No clear danger from Korean bomb fizzle

By Li Xiguang
Global Times, January 25, 2011


[By Liu Rui/Global Times ]



In the summer of 1946, under a tree outside a Yan'an cave in Shaanxi Province, Mao Zedong told US journalist Anna Louise Strong, "The atomic bomb is a paper tiger which the US reactionaries use to scare people. It looks terrible, but in fact it isn't."

Some 65 years later, is the threat of the North Korean nuclear bomb just a paper tiger?

In a warm classroom at Tsinghua University, 83-year-old He Zuoxiu, one of the leading scientists to design China's first hydrogen bomb in 1960s, lectured journalism students on how scientific judgment is more important than news judgment.

He used the North Korean nuclear case to illustrate his point. "The US nuclear scientists know that North Korea does not have an atomic bomb," He claims, "The North Korean bomb exists only in newspapers."

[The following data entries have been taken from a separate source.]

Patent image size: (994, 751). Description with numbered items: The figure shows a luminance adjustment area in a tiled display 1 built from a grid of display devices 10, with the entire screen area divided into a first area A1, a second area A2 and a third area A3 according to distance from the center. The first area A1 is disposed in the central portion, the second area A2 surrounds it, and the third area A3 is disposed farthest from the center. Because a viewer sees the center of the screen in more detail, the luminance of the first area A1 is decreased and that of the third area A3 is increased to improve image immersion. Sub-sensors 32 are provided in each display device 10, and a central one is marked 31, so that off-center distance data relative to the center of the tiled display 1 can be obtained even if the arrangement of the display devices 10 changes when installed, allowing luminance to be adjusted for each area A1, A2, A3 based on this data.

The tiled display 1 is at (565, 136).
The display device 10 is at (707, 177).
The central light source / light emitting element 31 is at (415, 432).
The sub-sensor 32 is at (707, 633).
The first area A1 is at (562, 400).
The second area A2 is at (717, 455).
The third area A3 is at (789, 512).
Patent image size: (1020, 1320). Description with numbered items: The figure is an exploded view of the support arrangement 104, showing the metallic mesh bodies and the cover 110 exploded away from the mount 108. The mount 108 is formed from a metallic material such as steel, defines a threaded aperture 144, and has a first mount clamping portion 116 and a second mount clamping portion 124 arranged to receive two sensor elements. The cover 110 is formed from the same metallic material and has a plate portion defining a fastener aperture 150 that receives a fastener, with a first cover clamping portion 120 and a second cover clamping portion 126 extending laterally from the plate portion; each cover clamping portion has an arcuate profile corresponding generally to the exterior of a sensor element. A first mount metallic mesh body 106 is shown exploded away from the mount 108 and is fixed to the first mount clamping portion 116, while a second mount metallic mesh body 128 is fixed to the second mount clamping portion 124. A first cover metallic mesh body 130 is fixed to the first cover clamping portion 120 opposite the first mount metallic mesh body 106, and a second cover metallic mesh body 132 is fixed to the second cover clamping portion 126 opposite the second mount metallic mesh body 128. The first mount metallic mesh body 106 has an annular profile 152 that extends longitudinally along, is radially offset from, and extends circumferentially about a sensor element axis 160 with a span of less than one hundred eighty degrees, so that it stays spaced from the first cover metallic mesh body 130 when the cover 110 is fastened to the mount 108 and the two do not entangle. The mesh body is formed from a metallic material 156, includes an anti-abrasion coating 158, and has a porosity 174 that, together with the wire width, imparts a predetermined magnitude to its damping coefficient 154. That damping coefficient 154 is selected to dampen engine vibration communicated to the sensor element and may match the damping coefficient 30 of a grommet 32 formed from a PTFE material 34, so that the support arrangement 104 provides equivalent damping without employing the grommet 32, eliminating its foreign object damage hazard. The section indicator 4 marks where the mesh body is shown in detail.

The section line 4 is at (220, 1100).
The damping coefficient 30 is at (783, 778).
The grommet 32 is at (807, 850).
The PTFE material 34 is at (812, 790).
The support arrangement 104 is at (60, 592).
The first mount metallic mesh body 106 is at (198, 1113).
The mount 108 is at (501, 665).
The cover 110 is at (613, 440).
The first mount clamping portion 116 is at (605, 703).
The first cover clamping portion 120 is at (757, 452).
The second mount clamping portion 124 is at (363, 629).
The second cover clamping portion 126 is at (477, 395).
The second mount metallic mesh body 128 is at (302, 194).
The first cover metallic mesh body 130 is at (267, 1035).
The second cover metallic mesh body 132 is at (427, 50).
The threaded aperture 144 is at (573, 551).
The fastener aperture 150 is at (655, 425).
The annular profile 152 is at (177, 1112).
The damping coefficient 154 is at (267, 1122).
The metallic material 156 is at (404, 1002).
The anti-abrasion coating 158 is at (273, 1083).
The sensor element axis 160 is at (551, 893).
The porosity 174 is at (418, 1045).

He wrote two equations on a white board:

n+U235 fission+2.5n

n+Pu239 fission+2.9n

"This is the basic principle of an atomic bomb," He explained. "The key to make a successful atomic bomb is to assemble a mass of fissile material into a supercritical mass to start an exponentially growing nuclear chain reaction."

"When a free neutron strikes the nucleus of an atom of material like uranium 235 or plutonium 239, the nucleus is split into two smaller fragments," the white-haired academician continued, "Energy is released when those neutrons split off from the nucleus, and the newly released neutrons strike other uranium 235 or plutonium 239 nuclei, releasing more energy and more neutrons, creating instant chain reaction."

"The key is how to control the reaction. But North Korean scientists failed to do so in their tests," He asserted.

When North Korea set off its first two bombs in 2006 and 2009, some doubted that they were real devices, and proposed that they could be gas or chemical explosions, or simply fake bombs.